Un jour, je devais avoir trois ou quatre ans, je venais de me réveiller de ma sieste quand j'aperçus ma grand-mère accompagnée d'une inconnue en train d'admirer le lit à baldaquin dans lequel je m'étais endormie. Pendant que je frottais encore mes yeux, j'entendis ma grand-mère me présenter à cette personne en prononçant mon nom « Anne ». Cette façon intrusive m'a complètement désorientée. La femme s'est penchée vers moi et prétextant un semblant de conversation m'a demandé « Anne Qui ? » J'ai pensé que mon nom de famille ne la regardait absolument pas et j'ai répondu du tac au tac « Anne-tique ! »

Je sais que nous nous égarons quelque peu, mais vous êtes probablement déjà au courant de la façon dont les 7 aiment faire des digressions et raconter des histoires.

Je me souviens qu'un après-midi, à l'âge de cinq ou six ans, je me tenais debout seule au milieu de la cuisine, entourée de poules en verre translucide, des canneberges en verre de couleur et d'une lampe en laiton suspendue au-dessus de la table. J'étais de nouveau tourmentée par la question angoissante de savoir si je serais en mesure de me protéger au cas où quelque chose d'effrayant m'arriverait, quelque chose qui me plongerait dans la peur et dans la souffrance.

La réponse qui m'est apparue là fut d'une aide précieuse pour le restant de ma vie. Elle m'a guidée dans la réappropriation de mon propre pouvoir ainsi que dans le développement de ma flexibilité et de ma sérénité naturelle.

« Quoi que je fasse à quelqu'un d'autre de bon ou de mauvais, je mérite que cela me soit retourné. »

J'ai essayé de vivre en fonction de cette maxime qui m'a permis d'avoir confiance dans la vie pour autant que je respecte les règles du jeu. Dans mon propre intérêt j'ai pu constater qu'il était plus sage d'être aimable plutôt que cruelle.

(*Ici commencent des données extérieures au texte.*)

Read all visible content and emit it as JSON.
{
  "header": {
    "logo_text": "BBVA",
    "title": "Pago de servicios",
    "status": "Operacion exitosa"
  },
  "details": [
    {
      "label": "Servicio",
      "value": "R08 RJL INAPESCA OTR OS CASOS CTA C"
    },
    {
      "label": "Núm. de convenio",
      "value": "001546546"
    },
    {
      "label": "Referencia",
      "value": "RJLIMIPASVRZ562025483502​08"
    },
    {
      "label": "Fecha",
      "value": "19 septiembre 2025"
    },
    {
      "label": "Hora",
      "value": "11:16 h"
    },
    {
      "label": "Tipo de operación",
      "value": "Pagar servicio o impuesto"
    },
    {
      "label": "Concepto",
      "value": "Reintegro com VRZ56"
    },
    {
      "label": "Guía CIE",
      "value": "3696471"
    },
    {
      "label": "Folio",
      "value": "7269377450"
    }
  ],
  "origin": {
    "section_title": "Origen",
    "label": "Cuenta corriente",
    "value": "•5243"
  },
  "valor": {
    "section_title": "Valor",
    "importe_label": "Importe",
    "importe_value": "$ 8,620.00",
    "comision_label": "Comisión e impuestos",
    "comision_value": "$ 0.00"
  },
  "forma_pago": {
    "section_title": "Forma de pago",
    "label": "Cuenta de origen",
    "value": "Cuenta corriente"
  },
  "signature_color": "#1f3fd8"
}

Depuis, j'ai appris tellement plus sur la vie. J'ai compris la vérité qui se cache derrière ce qu'on nomme le karma et la Règle d'or. Ces concepts-là sont en concordance avec la Loi de l'Attraction.

Croyant en cette prémisse originelle, je n'avais pas besoin d'effort moral, ni d'une volonté de fer pour agir en mon propre intérêt… Je ne pouvais délibérément blesser quiconque dans ce processus, puisque la sauvegarde de moi-même dépendait de moi et de ma propre intégrité.

Et ceci explique pourquoi je suis un 7 optimiste. Je crois que ma puissance ne se mesure pas par rapport ou contre les autres. Je nous vois tous égaux. Je crois que tant que la rencontre avec les autres se fait dans l'esprit d'acceptation de l'autre plutôt que dans la peur, dans la colère ou la culpabilité, il n'y a pas de raison de ne pas recevoir la même chose en retour.

Mon ego me dit que je devrais être gênée de révéler ainsi mes pensées intimes. Quel critique faiblard !

Je lui dis donc d'aller s'asseoir sur la banquette arrière, parce que dorénavant c'est mon Moi sage qui reprend les commandes. Pour ceci je m'efforce de garder en mémoire le fait que le concept que j'ai exposé a vu jour dans mon enfance, bien avant que mon esprit et mon ego établissent une alliance si forte.